BigWeather's Blog

July 9, 2018

Continental United States… done!

Filed under: Travel — Tags: — BigWeather @ 11:59 pm

We awoke, packed, ate breakfast, and made it to Love Field well in advance of our 10:25a direct flight to Raleigh.  It was a pretty uneventful trip — a little shopping in the airport, some Chick-fil-A to tide us over, that sort of thing.  We landed a little after 2p and headed home, another great trip completed.

While we’d seen several states (particularly along the East Coast) here and there over the years, our quest to visit all fifty states really began in earnest in 2007 with our drive to visit relatives in New York and Maine.  Following are the trips (and the states visited, * is first time in these trips):

2007: Virginia*, Maryland*, Delaware*, New Jersey*, New York*, Connecticut*, Rhode Island*, Massachusetts*, New Hampshire*, Maine*
2009: Tennessee*, Mississippi*, Arkansas*, Missouri*, Illinois*, Indiana*, Kentucky*, West Virginia*, Virginia
2010: Louisiana*; Colorado*, Wyoming*, Nebraska*, South Dakota*, Montana*, Idaho*, Utah*
2011: Virginia, Maryland, Pennsylvania*, New York, New Hampshire, Vermont*, New Jersey
2012: Louisiana, Washington*, Oregon*, California*, Nevada*
2013: Nevada, Utah, Arizona*, Colorado, New Mexico*, Texas*
2014: Louisiana
2015: Alaska*
2017: Louisiana; Illinois, Wisconsin*, Iowa*, Minnesota*, North Dakota*, Michigan*, Ohio*, Indiana; South Carolina*, Georgia*, Florida*
2018: Texas, Oklahoma*, Kansas*, Colorado, New Mexico

Remarkable that those trips hit 47 of the 49 states we have thus far.  Granted, some of those we had visited before those trips, but not a huge number.  That leaves only Alabama (which Michelle and I have visited, but not the kids) and of course North Carolina which I didn’t count as visiting since we live there.  We’ll hopefully pick up Alabama this year for the kids then Hawaii next year for our 25th anniversary.
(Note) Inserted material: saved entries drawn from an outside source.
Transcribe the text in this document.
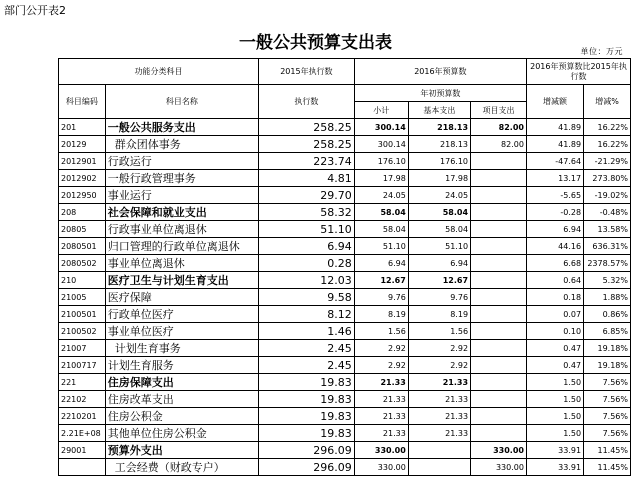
部门公开表2
一般公共预算支出表	单位：万元
功能分类科目		2015年执行数	2016年预算数			2016年预算数比2015年执行数	
科目编码	科目名称	执行数	年初预算数			增减额	增减%
			小计	基本支出	项目支出		
201	一般公共服务支出	258.25	300.14	218.13	82.00	41.89	16.22%
20129	群众团体事务	258.25	300.14	218.13	82.00	41.89	16.22%
2012901	行政运行	223.74	176.10	176.10		-47.64	-21.29%
2012902	一般行政管理事务	4.81	17.98	17.98		13.17	273.80%
2012950	事业运行	29.70	24.05	24.05		-5.65	-19.02%
208	社会保障和就业支出	58.32	58.04	58.04		-0.28	-0.48%
20805	行政事业单位离退休	51.10	58.04	58.04		6.94	13.58%
2080501	归口管理的行政单位离退休	6.94	51.10	51.10		44.16	636.31%
2080502	事业单位离退休	0.28	6.94	6.94		6.68	2378.57%
210	医疗卫生与计划生育支出	12.03	12.67	12.67		0.64	5.32%
21005	医疗保障	9.58	9.76	9.76		0.18	1.88%
2100501	行政单位医疗	8.12	8.19	8.19		0.07	0.86%
2100502	事业单位医疗	1.46	1.56	1.56		0.10	6.85%
21007	计划生育事务	2.45	2.92	2.92		0.47	19.18%
2100717	计划生育服务	2.45	2.92	2.92		0.47	19.18%
221	住房保障支出	19.83	21.33	21.33		1.50	7.56%
22102	住房改革支出	19.83	21.33	21.33		1.50	7.56%
2210201	住房公积金	19.83	21.33	21.33		1.50	7.56%
2.21E+08	其他单位住房公积金	19.83	21.33	21.33		1.50	7.56%
29001	预算外支出	296.09	330.00		330.00	33.91	11.45%
	工会经费（财政专户）	296.09	330.00		330.00	33.91	11.45%
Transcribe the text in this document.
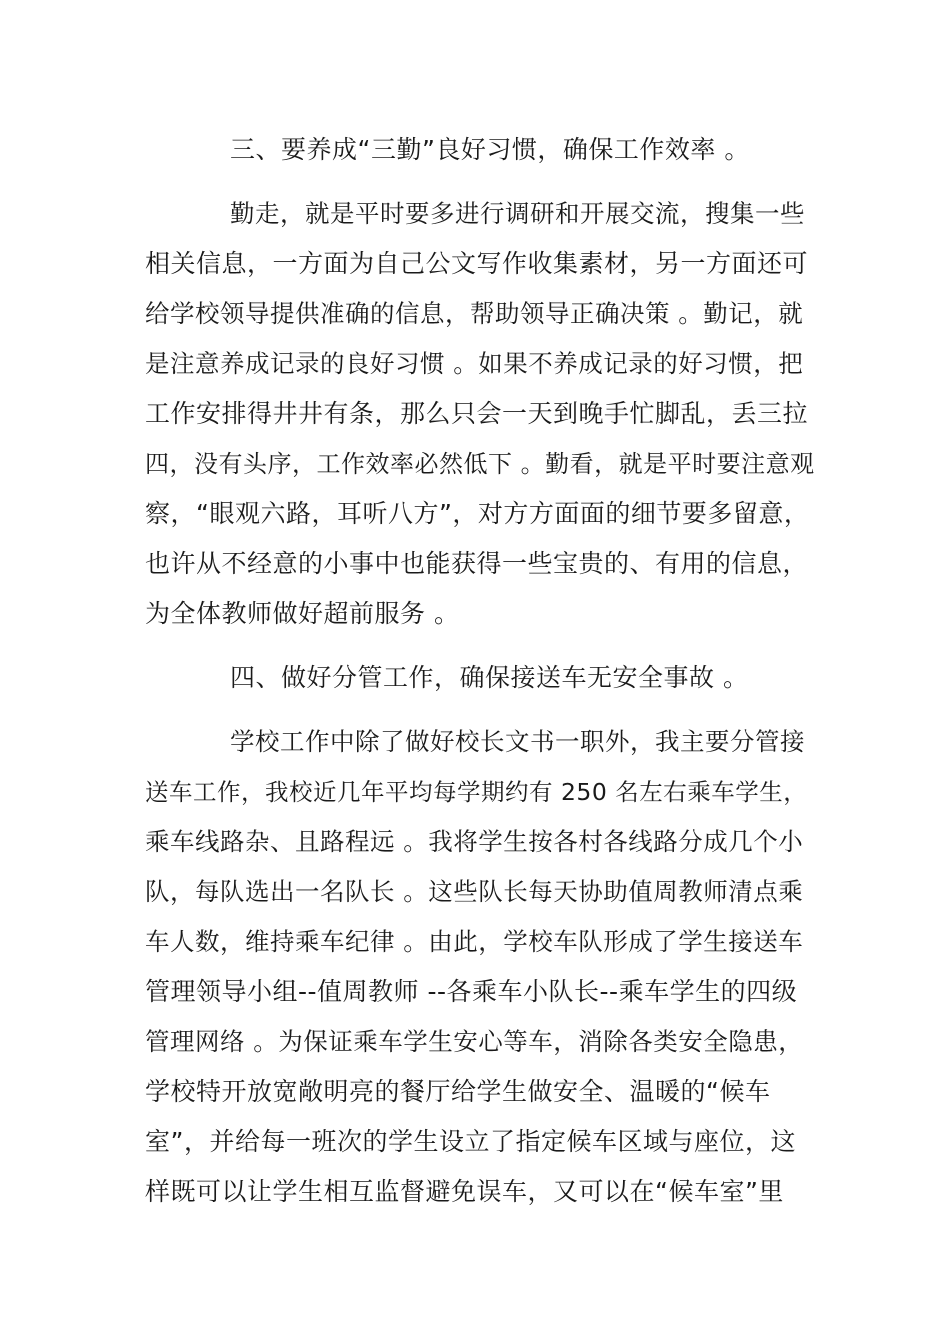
三、要养成“三勤”良好习惯，确保工作效率 。
勤走，就是平时要多进行调研和开展交流，搜集一些
相关信息，一方面为自己公文写作收集素材，另一方面还可
给学校领导提供准确的信息，帮助领导正确决策 。勤记，就
是注意养成记录的良好习惯 。如果不养成记录的好习惯，把
工作安排得井井有条，那么只会一天到晚手忙脚乱，丢三拉
四，没有头序，工作效率必然低下 。勤看，就是平时要注意观
察，“眼观六路，耳听八方”，对方方面面的细节要多留意，
也许从不经意的小事中也能获得一些宝贵的、有用的信息，
为全体教师做好超前服务 。
四、做好分管工作，确保接送车无安全事故 。
学校工作中除了做好校长文书一职外，我主要分管接
送车工作，我校近几年平均每学期约有 250 名左右乘车学生，
乘车线路杂、且路程远 。我将学生按各村各线路分成几个小
队，每队选出一名队长 。这些队长每天协助值周教师清点乘
车人数，维持乘车纪律 。由此，学校车队形成了学生接送车
管理领导小组--值周教师 --各乘车小队长--乘车学生的四级
管理网络 。为保证乘车学生安心等车，消除各类安全隐患，
学校特开放宽敞明亮的餐厅给学生做安全、温暖的“候车
室”，并给每一班次的学生设立了指定候车区域与座位，这
样既可以让学生相互监督避免误车，又可以在“候车室”里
Following is the map of our trip (click to view full size, as with the other maps in the more recent blogs).  Google says it was thirty-nine hours of driving and just over 2,400 miles.  Obviously that’s off a little bit but not by much.  Not our longest trip in distance nor time but, as with the Midwest last year, it managed to surprise (delightfully so) despite much of the itinerary not being as exciting on paper as some prior years.

We visited the National Weather Center, something I’ve wanted to do for years (my nickname is BigWeather, after all).  We toured a salt mine six hundred feet below Kansas and saw movie memorabilia being preserved for future generations.  Monument Rocks, Kansas looked like terrain we’d seen in South Dakota years before and seeing so much wildlife — turkeys, rabbits, deer — was unexpected.  A wicked storm reminded us all of our mortality in Colby, Kansas, as did wildfires in Colorado.  We spent the day on a steam train, getting a glimpse of travel over a hundred years ago.  America’s largest sand dunes were found a thousand miles away from the nearest ocean.  We pondered the possibility of life beyond our planet in Roswell then visited a truly alien environment in the spectacular caverns at Carlsbad.  The Alamo and Spanish missions provided some historical context and we had the best brisket of our lives in Austin.  Finally, we put a bow on the trip with a visit to the National Videogame Museum.